Quatre ans et demi après les faits, il n’y a toujours pas de réponse claire à cette question. Mais force est d’admettre que le geste posé par Anber a bouleversé à jamais le cours de la carrière de Lemieux, qui s’apprête à affronter Gennady Golovkin dans un mégacombat d’unification des poids moyens samedi soir prochain au mythique Madison Square Garden de New York.

« Sauver sa carrière, c’est peut-être exagéré, mais je n’ai pas laissé Rubio finir ce qu’il avait commencé et ça, ç’a donné une opportunité à Lemieux de revenir, de poursuivre sa carrière et d’être là où il est aujourd’hui , a analysé Anber dans une entrevue exclusive accordée au RDS.ca.

« Souvent, si tu laisses l’adversaire finir le job comme il veut le faire, il peut y avoir des séquelles dont tu ne te remets jamais et qui peuvent mettre fin à ta carrière. Je connaissais Lemieux, je l’entraînais depuis l’âge de neuf ans, donc je savais exactement dans quelle condition il était.

« Je savais qu’il n’était pas sérieux à l’entraînement en embarquant dans le ring avec Rubio. Il pensait qu’il avait assez de jus pour le knockouter en cinq rounds, et dans le fond, il l’a bombardé pendant cinq rounds, mais n’a pas été capable de le finir. Quand il a commencé à manquer de gaz et que j’ai vu qu’il ne répliquait pas, c’est là que j’ai arrêté le combat. »

Avec le recul, Anber soutient toujours que c’était la seule décision à prendre. Quelque chose s’est cependant brisé à jamais ce soir-là et le coloré entraîneur n’a ensuite eu d’autre choix que de rompre définitivement les liens avec celui qu’il considérait pourtant comme son propre fils.

« Lorsque David est passé chez les professionnels à 18 ans, c’était un gars qui était très sérieux à l’entraînement, se rappelle Anber. Il avait une clé du gymnase et c’est lui qui l’ouvrait. C’était un maniaque de l’entraînement, il s’entraînait comme un malade. Mais au fur et à mesure que sa carrière progressait, il a commencé à knockouter des gars et à trouver ça beaucoup trop facile.

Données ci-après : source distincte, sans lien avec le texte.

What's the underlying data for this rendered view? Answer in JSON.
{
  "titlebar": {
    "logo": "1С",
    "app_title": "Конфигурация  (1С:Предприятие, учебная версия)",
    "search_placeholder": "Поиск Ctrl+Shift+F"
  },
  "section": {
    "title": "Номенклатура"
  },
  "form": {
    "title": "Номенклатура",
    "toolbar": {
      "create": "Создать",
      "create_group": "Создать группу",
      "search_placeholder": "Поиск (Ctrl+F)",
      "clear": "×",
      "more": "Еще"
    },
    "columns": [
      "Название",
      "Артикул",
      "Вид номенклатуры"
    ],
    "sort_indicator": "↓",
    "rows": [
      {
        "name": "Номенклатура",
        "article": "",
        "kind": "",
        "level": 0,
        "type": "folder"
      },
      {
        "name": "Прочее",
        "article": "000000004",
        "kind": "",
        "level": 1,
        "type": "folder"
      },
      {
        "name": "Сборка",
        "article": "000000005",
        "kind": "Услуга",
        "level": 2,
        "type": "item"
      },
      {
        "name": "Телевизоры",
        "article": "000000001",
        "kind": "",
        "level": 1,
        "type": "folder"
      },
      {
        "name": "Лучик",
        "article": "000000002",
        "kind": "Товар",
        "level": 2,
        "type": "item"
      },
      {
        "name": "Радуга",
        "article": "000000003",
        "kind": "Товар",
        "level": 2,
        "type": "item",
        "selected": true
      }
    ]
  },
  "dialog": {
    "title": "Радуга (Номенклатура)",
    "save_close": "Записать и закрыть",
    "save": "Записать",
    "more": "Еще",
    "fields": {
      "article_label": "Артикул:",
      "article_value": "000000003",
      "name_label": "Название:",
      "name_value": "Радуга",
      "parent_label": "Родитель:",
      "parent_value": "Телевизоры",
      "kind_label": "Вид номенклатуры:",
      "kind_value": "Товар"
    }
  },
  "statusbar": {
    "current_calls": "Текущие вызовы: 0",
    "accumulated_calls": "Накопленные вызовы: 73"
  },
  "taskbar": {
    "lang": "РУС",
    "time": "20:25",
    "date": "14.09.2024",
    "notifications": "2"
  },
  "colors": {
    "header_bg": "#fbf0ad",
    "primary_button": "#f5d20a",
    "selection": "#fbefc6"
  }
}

« J’avais dit (au promoteur) Yvon (Michel) à cette époque-là que je ne voulais pas que David soit impliqué dans un combat de championnat avant d’avoir 35 ou 40 combats professionnels. Il fallait que David ait une chance de se développer, parce qu’il n’était pas encore assez mature. »

Sauf que les circonstances ont fait en sorte que Lemieux s’est retrouvé devant Rubio dans la foulée de ses victoires expéditives sur Elvin Ayala, Hector Camacho fils et Purnell Gates. Avec la possibilité de signer un lucratif contrat avec HBO, il semble que la tentation était trop forte.

« Si nous avions décidé de passer professionnel de bonne heure, c’était pour acquérir de l’expérience et de la maturité afin d’être prêt lorsque ce moment-là se présenterait, justifie Anber. Dans les faits, Lemieux est devenu prêt au moment où j’avais prédit qu’il serait prêt.

« Il est prêt mentalement, mais physiquement également. Il est devenu plus vieux, plus mature et plus sage. Il a vécu différentes expériences et c’est toujours ce que j’avais voulu pour lui. Il a appris de ses erreurs et fait maintenant ce qu’il refusait pourtant de faire à l’époque de Rubio. »

C’est avec une certaine nostalgie qu’Anber a ainsi vu Lemieux reprendre sa vie en main avant de s’emparer de la ceinture des poids moyens de l’IBF à la suite de sa spectaculaire victoire sur Hassan N’Dam en mai dernier au Centre Bell. Le rêve qu’il avait imaginé était devenu réalité.

« Il va swigner pour les clôtures »

Même si les chemins d’Anber et Lemieux se sont séparés depuis longtemps, l’entraîneur croit toujours fermement au talent de son ancien élève. Contrairement à la plupart des analystes et des preneurs aux livres, il ne pense pas que Lemieux représente une cible facile pour Golovkin.

« La comparaison que je fais, c’est le combat entre Chad Dawson et Adonis Stevenson, explique Anber. En raison de son arrogance, il ne pouvait pas croire qu’Adonis était un vrai cogneur. Il pensait qu’il avait cette fiche parce qu’il l’avait monté contre de petits boxeurs locaux.

« Dawson se disait : “Je suis champion du monde et je vais te montrer c’est quoi la boxe.” Il a ensuite décidé de foncer sur Adonis, mais qui dans le monde fonce sur Adonis!?!? Personne! Soixante-seize secondes plus tard, il n’avait déjà plus son titre de champion du monde.

« Si Golovkin pense que Lemieux est un petit cul de Montréal qui a perdu contre Rubio et (Joachim) Alcine et qu’il fonce sur lui comme il a foncé sur (Matthew) Macklin et plusieurs autres, il va commettre une grande erreur. Ça pourrait devenir très dangereux pour lui. »

Cela dit, Anber sait pertinemment qu’il n’y a pas 56 solutions qui s’offrent à Lemieux pour devenir le nouveau monarque chez les moyens. Le cogneur québécois n’est pas un styliste et ne le deviendra pas du jour au lendemain, mais possède néanmoins un atout de taille dans son jeu.

« Le plan de match est assez facile : tu ne peux pas demander à Lemieux de bouger et danser pendant quatre ou cinq rounds, opine Anber. Ça va dépendre de quel genre de comédien Lemieux peut être. Dès qu’il va se faire toucher, son instinct de vouloir se battre va sortir.

« Si Lemieux peut donner l’impression qu’il a peur, il pourrait tendre un piège à Golovkin afin de le laisser entrer à l’intérieur et de lui faire baisser les mains. Si Golovkin a une faiblesse, c’est sa défense. Personne ne lui a encore fait mal. C’est l’avantage que Lemieux pourrait avoir... »

Peu importe l’issue du combat, Anber sait dans son for intérieur que Lemieux ne s’avouera pas vaincu avant d’avoir vendu chèrement sa peau. « Si le combat ne devait durer qu’un round, il va swigner pour les clôtures. Je te le promets », conclut-il avec la verve qui l’a rendu célèbre.